Le marché du cobalt connaît une embellie spectaculaire en cette fin d’année. En République démocratique du Congo (RDC), premier producteur mondial de ce métal stratégique, les prix ont franchi la barre symbolique des 50 000 dollars la tonne, atteignant précisément 50 958 USD en décembre. Cette hausse de 5,12 %, après un bond de 9,33 % en novembre, marque un net retournement de tendance sur un marché longtemps sous pression.
Deux facteurs expliquent cette dynamique haussière: une demande mondiale soutenue, notamment de la part de l’industrie des batteries pour véhicules électriques, et une politique proactive de Kinshasa en matière de régulation de l’offre. En début d’année, les autorités congolaises avaient suspendu temporairement certaines exportations afin de freiner la chute des prix. Cette mesure a été suivie de l’instauration de quotas et de restrictions ciblées sur les volumes exportés.
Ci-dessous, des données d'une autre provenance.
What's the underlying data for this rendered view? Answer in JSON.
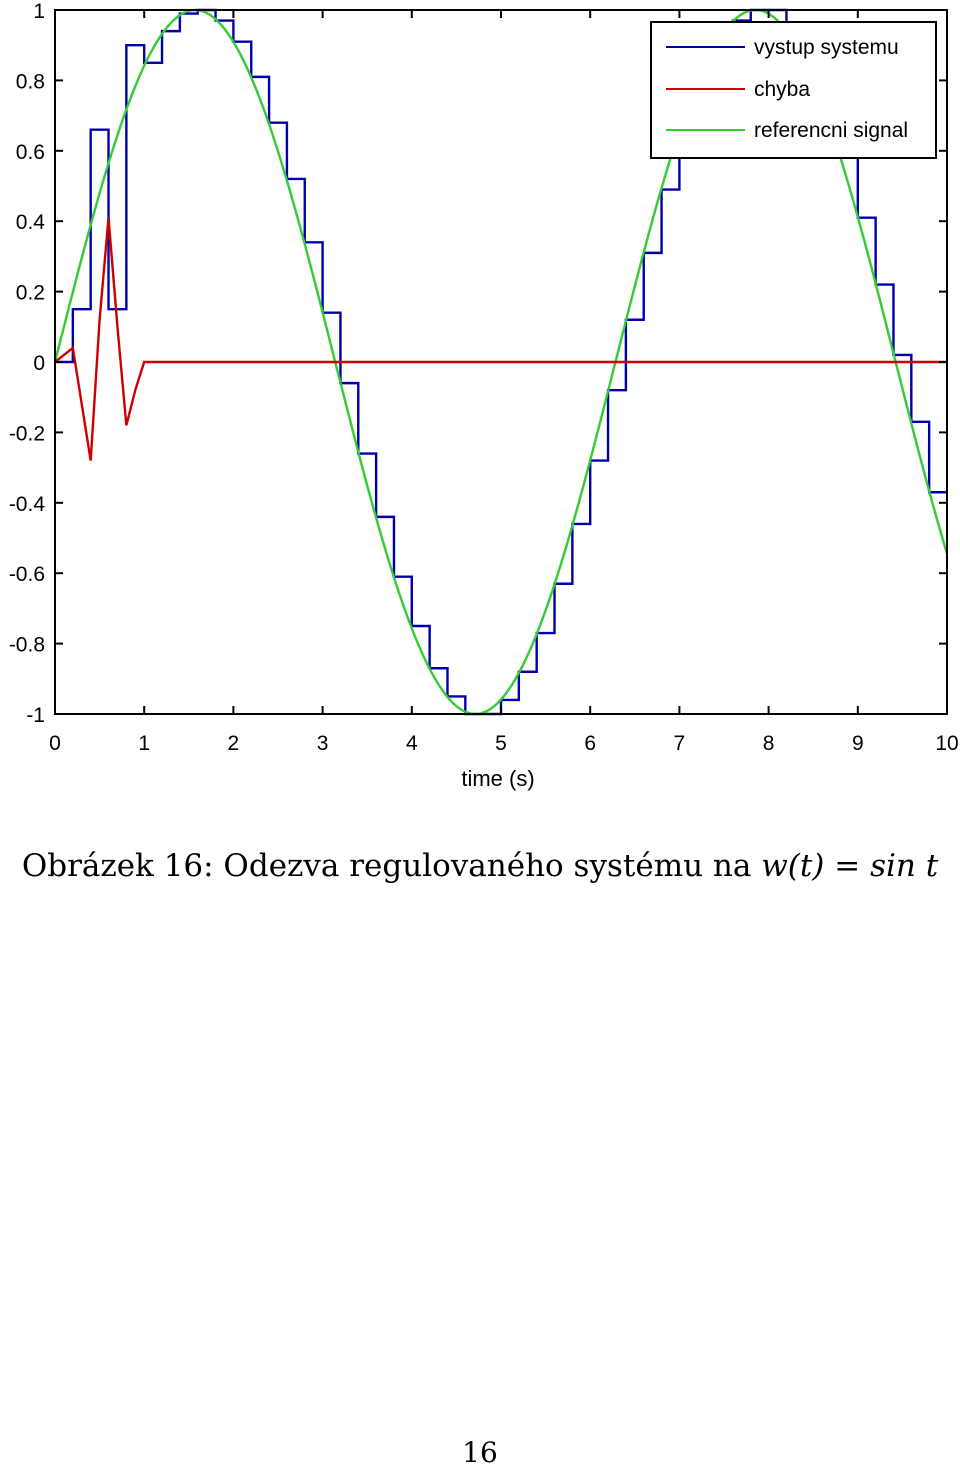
{
  "chart_data": {
    "type": "line",
    "title": "",
    "xlabel": "time (s)",
    "ylabel": "",
    "xlim": [
      0,
      10
    ],
    "ylim": [
      -1,
      1
    ],
    "x_ticks": [
      0,
      1,
      2,
      3,
      4,
      5,
      6,
      7,
      8,
      9,
      10
    ],
    "y_ticks": [
      1,
      0.8,
      0.6,
      0.4,
      0.2,
      0,
      -0.2,
      -0.4,
      -0.6,
      -0.8,
      -1
    ],
    "x_tick_labels": [
      "0",
      "1",
      "2",
      "3",
      "4",
      "5",
      "6",
      "7",
      "8",
      "9",
      "10"
    ],
    "y_tick_labels": [
      "1",
      "0.8",
      "0.6",
      "0.4",
      "0.2",
      "0",
      "-0.2",
      "-0.4",
      "-0.6",
      "-0.8",
      "-1"
    ],
    "grid": false,
    "legend_position": "top-right",
    "series": [
      {
        "name": "vystup systemu",
        "color": "#0000aa",
        "style": "step",
        "x": [
          0,
          0.2,
          0.4,
          0.6,
          0.8,
          1.0,
          1.2,
          1.4,
          1.6,
          1.8,
          2.0,
          2.2,
          2.4,
          2.6,
          2.8,
          3.0,
          3.2,
          3.4,
          3.6,
          3.8,
          4.0,
          4.2,
          4.4,
          4.6,
          4.8,
          5.0,
          5.2,
          5.4,
          5.6,
          5.8,
          6.0,
          6.2,
          6.4,
          6.6,
          6.8,
          7.0,
          7.2,
          7.4,
          7.6,
          7.8,
          8.0,
          8.2,
          8.4,
          8.6,
          8.8,
          9.0,
          9.2,
          9.4,
          9.6,
          9.8,
          10.0
        ],
        "y": [
          0,
          0.15,
          0.66,
          0.15,
          0.9,
          0.85,
          0.94,
          0.99,
          1.0,
          0.97,
          0.91,
          0.81,
          0.68,
          0.52,
          0.34,
          0.14,
          -0.06,
          -0.26,
          -0.44,
          -0.61,
          -0.75,
          -0.87,
          -0.95,
          -1.0,
          -1.0,
          -0.96,
          -0.88,
          -0.77,
          -0.63,
          -0.46,
          -0.28,
          -0.08,
          0.12,
          0.31,
          0.49,
          0.65,
          0.79,
          0.9,
          0.97,
          1.0,
          1.0,
          0.94,
          0.85,
          0.73,
          0.58,
          0.41,
          0.22,
          0.02,
          -0.17,
          -0.37,
          -0.37
        ]
      },
      {
        "name": "chyba",
        "color": "#cc0000",
        "style": "line",
        "x": [
          0,
          0.2,
          0.4,
          0.5,
          0.6,
          0.7,
          0.8,
          0.9,
          1.0,
          1.2,
          10
        ],
        "y": [
          0,
          0.04,
          -0.28,
          0.12,
          0.41,
          0.1,
          -0.18,
          -0.08,
          0,
          0,
          0
        ]
      },
      {
        "name": "referencni signal",
        "color": "#33cc33",
        "style": "function",
        "function": "sin",
        "x": [
          0,
          10
        ]
      }
    ]
  },
  "caption": {
    "prefix": "Obrázek 16: Odezva regulovaného systému na",
    "math": "w(t) = sin t"
  },
  "page_number": "16"
}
Avec plus de 70 % de la production mondiale de cobalt, la RDC consolide sa position de pilier central dans la chaîne d’approvisionnement des minerais critiques. En misant sur une gestion plus souveraine de ses ressources, Kinshasa entend non seulement stabiliser les cours, mais aussi renforcer la valeur ajoutée de son cobalt sur les marchés internationaux.
Dans un contexte de transition énergétique accélérée, où le cobalt reste un composant clé des batteries lithium-ion, la stratégie congolaise s’inscrit dans une vision à long terme. Elle vise à faire du pays un acteur incontournable de l’économie verte mondiale, tout en maximisant les retombées économiques pour les populations locales.